Veja a nota na íntegra:
O status de "worker" é uma classificação específica da legislação do Reino Unido. Os profissionais com esse status não são funcionários das empresas, mas têm acesso a certas proteções da sociedade britânica, como pagamento mínimo por hora e plano de pensão. A Uber anunciou que não vai recorrer da decisão da Suprema Corte que classificou um grupo de motoristas como "worker" e que vai estender essa classificação para todos os motoristas parceiros do Reino Unido.

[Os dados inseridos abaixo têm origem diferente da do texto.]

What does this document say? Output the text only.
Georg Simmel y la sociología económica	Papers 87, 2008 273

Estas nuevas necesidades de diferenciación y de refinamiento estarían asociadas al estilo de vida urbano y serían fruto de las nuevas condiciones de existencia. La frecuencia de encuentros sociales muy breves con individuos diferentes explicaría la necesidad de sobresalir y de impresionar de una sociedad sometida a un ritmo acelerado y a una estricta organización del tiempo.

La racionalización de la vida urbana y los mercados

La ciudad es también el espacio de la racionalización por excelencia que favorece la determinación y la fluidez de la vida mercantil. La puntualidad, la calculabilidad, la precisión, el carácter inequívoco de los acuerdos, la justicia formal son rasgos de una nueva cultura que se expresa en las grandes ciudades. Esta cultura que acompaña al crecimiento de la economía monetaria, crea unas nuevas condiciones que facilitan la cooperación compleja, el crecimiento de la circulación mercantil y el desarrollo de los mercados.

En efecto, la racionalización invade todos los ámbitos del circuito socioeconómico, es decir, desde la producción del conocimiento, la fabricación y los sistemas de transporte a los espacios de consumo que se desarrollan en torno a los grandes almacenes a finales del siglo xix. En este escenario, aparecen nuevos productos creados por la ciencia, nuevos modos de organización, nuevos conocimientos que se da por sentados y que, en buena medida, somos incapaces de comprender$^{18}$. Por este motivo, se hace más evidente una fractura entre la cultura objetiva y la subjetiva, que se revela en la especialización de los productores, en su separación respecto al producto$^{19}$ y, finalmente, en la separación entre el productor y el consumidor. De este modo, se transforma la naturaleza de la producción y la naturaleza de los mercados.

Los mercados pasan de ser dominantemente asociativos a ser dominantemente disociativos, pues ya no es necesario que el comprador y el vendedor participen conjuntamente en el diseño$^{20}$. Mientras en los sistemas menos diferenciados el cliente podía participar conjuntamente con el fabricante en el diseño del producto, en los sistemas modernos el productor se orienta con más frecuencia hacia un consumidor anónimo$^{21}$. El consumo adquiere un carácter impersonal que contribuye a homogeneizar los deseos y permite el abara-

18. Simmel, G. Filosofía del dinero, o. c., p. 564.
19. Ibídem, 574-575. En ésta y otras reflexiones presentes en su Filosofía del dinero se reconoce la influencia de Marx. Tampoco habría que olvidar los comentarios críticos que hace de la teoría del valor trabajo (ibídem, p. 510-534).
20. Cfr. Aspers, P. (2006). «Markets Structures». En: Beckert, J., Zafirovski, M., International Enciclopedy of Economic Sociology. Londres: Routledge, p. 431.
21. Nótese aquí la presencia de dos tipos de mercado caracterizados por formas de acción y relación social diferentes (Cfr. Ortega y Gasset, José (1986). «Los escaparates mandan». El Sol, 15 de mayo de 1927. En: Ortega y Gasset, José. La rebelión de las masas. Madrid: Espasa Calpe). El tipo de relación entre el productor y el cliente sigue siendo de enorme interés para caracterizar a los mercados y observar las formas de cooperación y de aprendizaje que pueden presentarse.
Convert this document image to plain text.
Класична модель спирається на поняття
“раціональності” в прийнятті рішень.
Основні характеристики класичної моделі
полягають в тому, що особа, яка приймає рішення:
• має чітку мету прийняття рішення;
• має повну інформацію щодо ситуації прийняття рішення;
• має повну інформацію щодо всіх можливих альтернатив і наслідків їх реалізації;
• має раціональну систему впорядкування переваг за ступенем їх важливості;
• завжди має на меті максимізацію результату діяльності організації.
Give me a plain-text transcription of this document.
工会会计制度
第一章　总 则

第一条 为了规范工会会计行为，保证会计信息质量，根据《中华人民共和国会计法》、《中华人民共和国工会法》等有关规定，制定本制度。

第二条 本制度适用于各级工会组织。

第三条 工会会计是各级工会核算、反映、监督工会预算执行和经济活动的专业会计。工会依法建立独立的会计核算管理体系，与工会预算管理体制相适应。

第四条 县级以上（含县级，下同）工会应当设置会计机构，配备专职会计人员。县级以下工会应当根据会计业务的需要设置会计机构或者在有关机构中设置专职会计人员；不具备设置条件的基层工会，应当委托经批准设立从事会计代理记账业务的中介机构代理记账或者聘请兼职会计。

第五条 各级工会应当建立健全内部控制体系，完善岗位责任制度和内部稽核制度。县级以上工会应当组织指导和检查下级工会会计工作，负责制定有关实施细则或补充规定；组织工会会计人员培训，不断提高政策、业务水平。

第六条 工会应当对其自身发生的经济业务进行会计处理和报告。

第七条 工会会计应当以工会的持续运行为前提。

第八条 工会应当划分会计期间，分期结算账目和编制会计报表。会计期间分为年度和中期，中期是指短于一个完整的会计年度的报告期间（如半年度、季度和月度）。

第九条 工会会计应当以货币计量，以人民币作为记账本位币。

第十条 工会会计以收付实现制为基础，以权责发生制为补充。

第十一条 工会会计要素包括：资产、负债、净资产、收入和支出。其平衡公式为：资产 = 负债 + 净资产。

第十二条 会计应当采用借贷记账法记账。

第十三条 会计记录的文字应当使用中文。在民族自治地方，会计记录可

No Brasil, em julgamento recente no TST (Tribunal Superior do Trabalho), o ministro Guilherme Caputo pontuou que decisões judiciais de outros países não devem influenciar o Judiciário brasileiro por serem criadas em "ordens jurídicas absolutamente distintas".
"Se a Suprema Corte do Reino Unido entendeu que motoristas não são trabalhadores autônomos, tampouco deveria ter repercussão porque é um sistema jurídico completamente diferente do nosso, não existe essa relação de emprego que nós temos aqui", afirmou, em relação ao julgamento que classificou um grupo de motoristas de Londres no status de "worker", figura que não existe na legislação brasileira.
Nos últimos anos, as diversas instâncias da Justiça do Trabalho brasileira vêm construindo sólida jurisprudência confirmando o fato de não haver relação de emprego entre a Uber e os motoristas parceiros, apontando a inexistência de onerosidade, habitualidade, pessoalidade e subordinação, requisitos que configurariam o vínculo empregatício. Em todo o país, já são mais de 800 decisões neste sentido.
No último dia 2 de março, pela terceira vez, o TST confirmou que não existe vínculo de emprego entre a Uber e os motoristas parceiros, considerando a "autonomia ampla do motorista para escolher dia, horário e forma de trabalhar, podendo desligar o aplicativo a qualquer momento e pelo tempo que entender necessário, sem nenhuma vinculação a metas determinadas pela Uber".
Entendimento semelhante já foi adotado em outros dois julgamentos do TST em 2020, em fevereiro e em setembro, e também pelo Superior Tribunal de Justiça em julgamento de 2019.